Na sala, prefiro ensinar como se proteger diante do perigo. Este perigo pode vir tanto de magias obscuras quanto de criaturas mágicas perigosas. Mas, em ambos os casos, pode custar-lhes a vida.
Ao perceber o clima mais sério, Orlen prosseguiu:
— Contudo, para a idade de vocês, o contato com magia negra ainda é muito prematuro. O diretor jamais permitiria tal coisa. Por isso, começaremos pelo simples: criaturas mágicas.
Dito isso, Orlen empurrou suavemente a gaiola, de onde imediatamente surgiu um zumbido abafado. O tecido que a cobria balançou, ameaçando cair a qualquer momento.

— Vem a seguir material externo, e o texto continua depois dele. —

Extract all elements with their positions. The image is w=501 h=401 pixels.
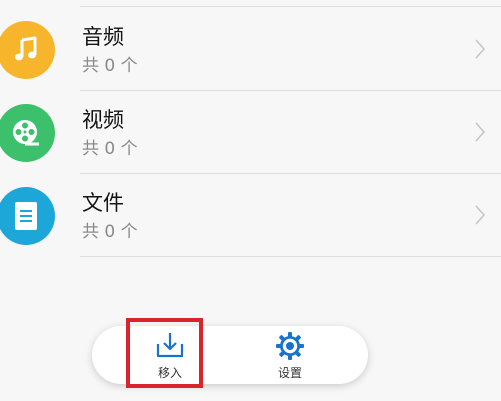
list-item-count: 共 0 个 bbox=[82, 139, 138, 159]
list-item-title: 文件 bbox=[82, 191, 124, 215]
list-item-title: 视频 bbox=[82, 108, 124, 132]
list-item-count: 共 0 个 bbox=[82, 56, 138, 76]
move-in-label: 移入 bbox=[157, 366, 182, 380]
category-list: 音频 共 0 个 视频 共 0 个 文件 共 0 个 bbox=[0, 7, 501, 257]
divider bbox=[80, 256, 501, 257]
chevron-right-icon bbox=[475, 205, 485, 225]
music-note-icon bbox=[0, 21, 55, 79]
chevron-right-icon bbox=[475, 39, 485, 59]
list-item-title: 音频 bbox=[82, 25, 124, 49]
chevron-right-icon bbox=[475, 122, 485, 142]
settings-label: 设置 bbox=[277, 366, 302, 380]
document-icon bbox=[0, 187, 55, 245]
settings-button[interactable]: 设置 bbox=[250, 326, 330, 384]
list-item-audio[interactable]: 音频 共 0 个 bbox=[0, 7, 501, 91]
list-item-file[interactable]: 文件 共 0 个 bbox=[0, 173, 501, 257]
film-reel-icon bbox=[0, 104, 55, 162]
bottom-action-bar: 移入 设置 bbox=[92, 326, 368, 384]
list-item-video[interactable]: 视频 共 0 个 bbox=[0, 90, 501, 174]
move-in-button[interactable]: 移入 bbox=[130, 326, 210, 384]
move-in-icon bbox=[156, 333, 184, 358]
gear-icon bbox=[276, 332, 304, 360]
list-item-count: 共 0 个 bbox=[82, 222, 138, 242]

Alguns alunos mais próximos recuaram assustados.
— Não se preocupem — tranquilizou Orlen —, embora este pequeno seja perigoso, enquanto eu estiver aqui, não terão risco algum. Só peço que mantenham a calma e memorizem cada palavra minha.

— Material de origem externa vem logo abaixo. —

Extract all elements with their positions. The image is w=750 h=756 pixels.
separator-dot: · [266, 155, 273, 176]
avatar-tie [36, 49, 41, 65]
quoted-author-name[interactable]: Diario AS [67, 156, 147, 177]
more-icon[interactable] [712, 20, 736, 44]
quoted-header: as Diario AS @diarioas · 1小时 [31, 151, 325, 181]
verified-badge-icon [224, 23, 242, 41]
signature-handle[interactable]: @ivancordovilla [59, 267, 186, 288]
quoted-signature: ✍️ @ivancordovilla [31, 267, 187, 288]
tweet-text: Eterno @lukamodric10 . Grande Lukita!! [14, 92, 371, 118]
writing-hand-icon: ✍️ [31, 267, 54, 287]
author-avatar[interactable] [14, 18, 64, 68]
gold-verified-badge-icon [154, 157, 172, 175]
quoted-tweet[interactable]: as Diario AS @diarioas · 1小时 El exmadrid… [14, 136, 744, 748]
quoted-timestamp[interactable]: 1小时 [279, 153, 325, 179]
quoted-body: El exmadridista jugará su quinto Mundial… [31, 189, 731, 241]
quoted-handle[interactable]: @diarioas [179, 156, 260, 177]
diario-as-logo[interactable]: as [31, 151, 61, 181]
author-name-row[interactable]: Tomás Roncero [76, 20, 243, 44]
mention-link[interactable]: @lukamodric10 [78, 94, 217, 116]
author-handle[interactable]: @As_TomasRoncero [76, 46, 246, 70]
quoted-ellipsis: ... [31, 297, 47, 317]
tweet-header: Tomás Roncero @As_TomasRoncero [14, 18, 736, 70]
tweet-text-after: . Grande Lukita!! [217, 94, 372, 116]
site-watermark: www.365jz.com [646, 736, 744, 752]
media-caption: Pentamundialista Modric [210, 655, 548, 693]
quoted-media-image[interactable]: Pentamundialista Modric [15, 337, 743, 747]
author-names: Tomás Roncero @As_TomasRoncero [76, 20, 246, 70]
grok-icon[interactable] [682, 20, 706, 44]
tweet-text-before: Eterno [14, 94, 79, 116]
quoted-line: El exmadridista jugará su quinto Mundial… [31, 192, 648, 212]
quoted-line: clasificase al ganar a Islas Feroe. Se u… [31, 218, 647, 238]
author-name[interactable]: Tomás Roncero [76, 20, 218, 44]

Em seguida, Orlen retirou o tecido, revelando o conteúdo da gaiola.
... Um inseto azul, com cerca de uma polegada de tamanho; o zumbido vinha do bater de suas asas.
Diferente de outros insetos, suas asas cresciam no topo da cabeça, parecendo um hélice de bambu, rodando junto com o corpo enquanto voava.
Era até bem simpático.
Katie Bell não conseguiu conter uma risada:
— Professor, ele parece não ser tão... perigoso quanto você diz.
Para ela, as palavras de Orlen soavam exageradas; aquele minúsculo bichinho poderia ser esmagado com um tapa, sem necessidade de varinha, impossível representar perigo.
— É mesmo? Espero que mantenha essa confiança, senhorita Bell — Orlen sorriu e perguntou: — Alguém sabe o que é? O primeiro a responder dá cinco pontos ao seu salão.
No meio da turma, Mikel ouviu um sussurro, talvez indicando o nome.
Tentado pela possibilidade de ganhar pontos, respondeu prontamente:
— Bilhiverno!
— Excelente, senhor Mikel. Cinco pontos para Lufa-Lufa! — congratulou Orlen.
— Isso mesmo, Bilhiverno, uma criatura mágica de classificação XXX — explicou Orlen. — Observem, na extremidade inferior do corpo há um ferrão longo e fino. Quem for picado pelo Bilhiverno sentirá tontura e começará a flutuar, levitando pelo ar.
Se for picado repetidas vezes, pode passar dias sem conseguir descer do alto.
Orlen voltou-se para Katie Bell:
— Agora, ainda acha que não é perigoso?
Katie desviou o olhar, sem responder, mas sua expressão mostrava que não estava convencida.
— Professor... — um aluno perguntou animado —, então vamos enfrentar o Bilhiverno nesta aula?
— Não exatamente — Orlen balançou a cabeça. — Primeiro, precisam aprender o feitiço adequado para lidar com ele. Só depois, quando eu estiver seguro, passaremos à prática.